The binomial formula is a cornerstone of algebra that helps us expand expressions that are raised to a power. In particular, when we have a binomial—that is, an algebraic expression with two terms—and we need to raise it to the second power, the formula comes in handy to simplify the process without actually multiplying the entire expression out.
For a binomial \(a + b\), raised to the power of two, the formula is:\[ (a + b)^{2} = a^{2} + 2ab + b^{2} \]This succinctly captures the idea that when you square a binomial, you get the square of the first term, plus twice the product of the two terms, plus the square of the second term. Applying the binomial formula saves time and reduces the chance of making errors during expansion.
In educational practice, it is valuable for students to memorize this formula, not just for ease of simplification but also to develop an understanding of how polynomial expansion works. In the given exercise, \((1 + \sqrt{3x})^{2}\) illustrates the use of the binomial formula with the two terms being 1 and \(\sqrt{3x}\).

Radicals, or roots, are the opposite operation of an exponent and they can often appear in algebraic expressions. Simplifying expressions with radicals involves several rules, such as the product and quotient rule, as well as rationalizing the denominator if necessary.

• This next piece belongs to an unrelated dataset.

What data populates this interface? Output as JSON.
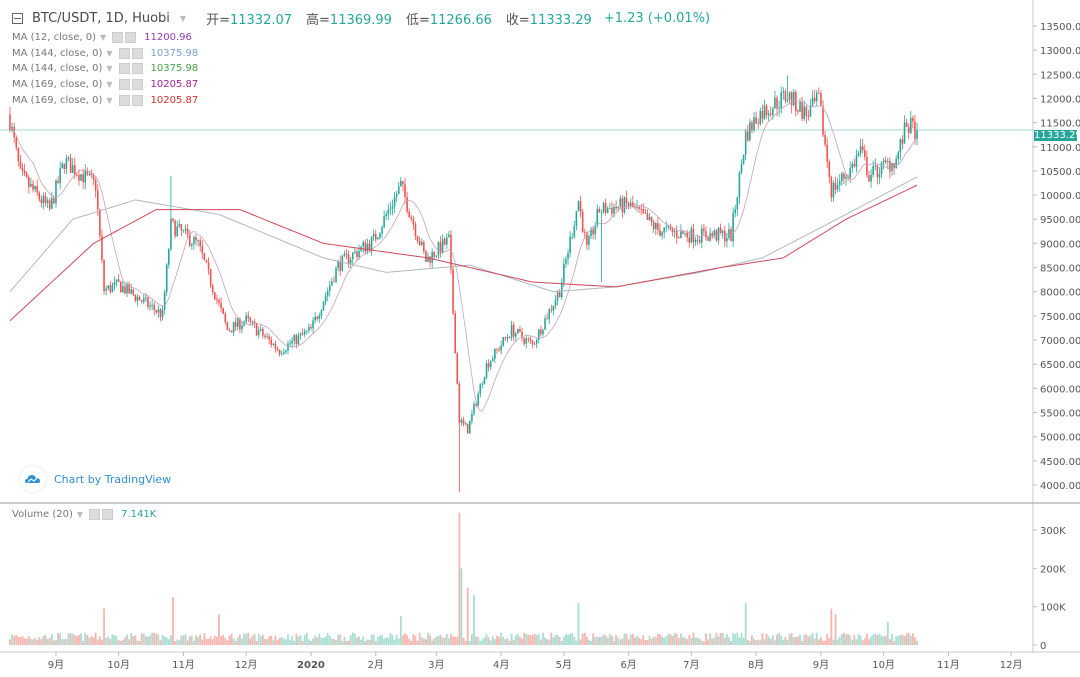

In the context of the given exercise, the radical \(\sqrt{3x}\) is involved in the binomial expression. Working with radicals in this situation requires understanding that when you square a square root, the radical symbol is eliminated, since \(\sqrt{a}\)^2 = a. This identities in simplifying the given exercise as follows:\[ (\sqrt{3x})^2 = 3x \]Incorporating radicals into algebraic expressions necessitates a familiarity with their properties to simplify and manipulate the expressions correctly. It's important for students to understand these properties to feel confident in tackling problems involving radicals.

Polynomial operations include addition, subtraction, multiplication, and division of polynomials as well as expansion and factoring. These operations build upon the rules of arithmetic but are applied to algebraic expressions that include variables raised to various powers.
In our specific exercise, once we apply the binomial formula, we engage in polynomial operations by collecting like terms and simplifying. For the expression \(1 + 2\sqrt{3x} + 3x\), we recognize that there are no like terms to combine aside from the ones that result directly from applying the binomial expansion. The operation here is quite straightforward as it involves adding constants and coefficients in front of radicals and variables.
A sound grasp of polynomial operations is essential in algebra because it allows students to simplify expressions, solve equations, and understand the behavior of functions. As part of the exercise improvement advice, students are encouraged to practice these operations frequently to become proficient at spotting patterns and shortcuts that can aid in the simplification of polynomials.